Brokers or dealers are also able to classify a trader as a pattern day trader if they are aware, or have grounds to suspect, that the trader engages in pattern day trading. An example of a broker suspecting pattern day trading would be if the broker had delivered training in day trading to a particular trader before opening their account.

What is the definition of a “day trade”? 

According to FINRA rules, the definition of a day trade is buying and selling, or selling and buying, of the same stock or security in the same margin account within the same day. This definition covers all stocks and securities, and it also includes short selling and covering the same stock.

If a stock is held overnight, it is not classed as a day trade, so it does not count towards pattern day trading.

What are the account stipulations for pattern day traders? 

FINRA stipulates that the minimum equity requirement for day pattern traders is $25,000. This requirement has to be deposited in the trader’s account before any day trading activity occurs, and this minimum level of equity must be maintained.

The minimum equity level of $25,000 has to be in a single account and not cross-guaranteed by several accounts. Each account associated with day trading is subject to the minimum requirement, using only the resources within that particular account. 

If a trader’s account dips below the minimum requirement, they cannot conduct day trading until the account is restored to at least $25,000.

Buying Power For Day Trading

A trader who has been classed as a day trader can trade up to a multiple of four times the amount of the trader’s maintenance margin excess at the level it sat at the close of the previous day’s trading. 

Exceeding this limit of buying power will result in the trader being issued with a margin call. When a margin call is received, the trader has five business days in which to meet it.
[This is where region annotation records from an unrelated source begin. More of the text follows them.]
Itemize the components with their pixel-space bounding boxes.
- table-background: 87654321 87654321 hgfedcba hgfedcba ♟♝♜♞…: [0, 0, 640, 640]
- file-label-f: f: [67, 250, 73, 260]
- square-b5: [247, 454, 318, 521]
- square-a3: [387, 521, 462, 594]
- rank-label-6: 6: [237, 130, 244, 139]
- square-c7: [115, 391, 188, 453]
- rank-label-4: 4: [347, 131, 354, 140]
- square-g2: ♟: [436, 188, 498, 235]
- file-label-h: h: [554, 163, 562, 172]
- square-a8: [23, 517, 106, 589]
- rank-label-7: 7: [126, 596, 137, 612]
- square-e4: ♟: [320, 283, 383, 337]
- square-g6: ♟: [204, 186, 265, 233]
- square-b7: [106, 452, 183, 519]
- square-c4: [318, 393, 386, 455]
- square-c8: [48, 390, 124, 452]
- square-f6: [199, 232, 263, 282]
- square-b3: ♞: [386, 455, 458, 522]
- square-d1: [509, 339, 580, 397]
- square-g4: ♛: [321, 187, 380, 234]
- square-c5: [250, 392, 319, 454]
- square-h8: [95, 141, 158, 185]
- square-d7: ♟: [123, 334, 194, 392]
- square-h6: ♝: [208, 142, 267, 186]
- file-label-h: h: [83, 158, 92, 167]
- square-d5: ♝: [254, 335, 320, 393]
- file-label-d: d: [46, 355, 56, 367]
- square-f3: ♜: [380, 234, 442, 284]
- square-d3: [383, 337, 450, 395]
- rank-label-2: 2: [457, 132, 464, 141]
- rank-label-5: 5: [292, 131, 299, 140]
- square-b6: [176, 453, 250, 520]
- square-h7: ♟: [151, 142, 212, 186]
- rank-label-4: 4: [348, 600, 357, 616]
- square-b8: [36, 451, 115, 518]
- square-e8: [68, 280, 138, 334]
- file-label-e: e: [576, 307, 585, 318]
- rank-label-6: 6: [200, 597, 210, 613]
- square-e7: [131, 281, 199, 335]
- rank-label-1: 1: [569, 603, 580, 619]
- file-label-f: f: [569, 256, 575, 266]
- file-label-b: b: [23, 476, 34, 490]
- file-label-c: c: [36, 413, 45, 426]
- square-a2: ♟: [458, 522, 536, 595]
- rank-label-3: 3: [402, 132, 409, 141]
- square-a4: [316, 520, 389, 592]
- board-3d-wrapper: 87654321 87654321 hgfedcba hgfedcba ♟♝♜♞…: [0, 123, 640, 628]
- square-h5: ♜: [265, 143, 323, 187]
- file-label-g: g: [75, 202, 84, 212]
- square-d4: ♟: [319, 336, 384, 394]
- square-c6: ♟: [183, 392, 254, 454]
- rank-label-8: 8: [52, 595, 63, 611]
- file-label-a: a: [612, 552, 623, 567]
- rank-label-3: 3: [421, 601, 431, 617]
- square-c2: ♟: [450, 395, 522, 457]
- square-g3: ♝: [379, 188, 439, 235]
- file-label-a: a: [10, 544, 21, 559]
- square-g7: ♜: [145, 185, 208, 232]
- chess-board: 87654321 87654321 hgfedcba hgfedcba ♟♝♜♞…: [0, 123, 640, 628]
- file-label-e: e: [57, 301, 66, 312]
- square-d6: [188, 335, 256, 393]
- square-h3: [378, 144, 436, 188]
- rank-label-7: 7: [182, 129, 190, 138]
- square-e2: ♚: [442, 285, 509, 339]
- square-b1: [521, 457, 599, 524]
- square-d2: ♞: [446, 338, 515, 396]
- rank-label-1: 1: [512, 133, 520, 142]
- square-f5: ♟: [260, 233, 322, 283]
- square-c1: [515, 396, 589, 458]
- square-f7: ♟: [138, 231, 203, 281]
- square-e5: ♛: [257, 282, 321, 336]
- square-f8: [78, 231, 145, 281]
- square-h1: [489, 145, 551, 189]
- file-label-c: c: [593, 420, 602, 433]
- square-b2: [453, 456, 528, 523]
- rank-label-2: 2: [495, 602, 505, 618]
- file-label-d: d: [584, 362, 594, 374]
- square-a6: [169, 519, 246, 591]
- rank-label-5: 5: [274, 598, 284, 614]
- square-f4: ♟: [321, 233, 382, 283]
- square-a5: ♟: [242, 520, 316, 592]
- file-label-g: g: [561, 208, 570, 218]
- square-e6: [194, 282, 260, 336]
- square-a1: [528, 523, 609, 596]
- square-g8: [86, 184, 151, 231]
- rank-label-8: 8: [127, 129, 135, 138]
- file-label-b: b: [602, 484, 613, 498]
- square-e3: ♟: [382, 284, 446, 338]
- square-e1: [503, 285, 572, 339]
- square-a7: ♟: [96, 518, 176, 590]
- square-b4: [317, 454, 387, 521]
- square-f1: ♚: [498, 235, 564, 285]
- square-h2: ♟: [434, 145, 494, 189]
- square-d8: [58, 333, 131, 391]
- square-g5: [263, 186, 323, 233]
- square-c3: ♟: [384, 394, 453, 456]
During this period, the trader’s buying power is restricted to a multiple of two times the amount of the trader’s maintenance margin excess at the level it sat at the close of the previous day’s trading.

Failure to meet the margin call within the five days, the trader’s account will get restricted to trading only with the cash available in their account for 90 days or until the trader meets the margin call.

It is essential to be aware that individual brokers or dealers can impose higher minimum requirements. They are also able to restrict buying power below the four multiples level.

Traders should consult their broker or dealer to ascertain the minimum equity requirements that they impose and the buying power that they grant.

 

Portfolio Margin Accounts

Some additional rules and stipulations are applied to traders with a portfolio margin account. FINRA has issued a separate bulletin detailing these rules, called FINRA Portfolio Margin FAQs – Day Trading.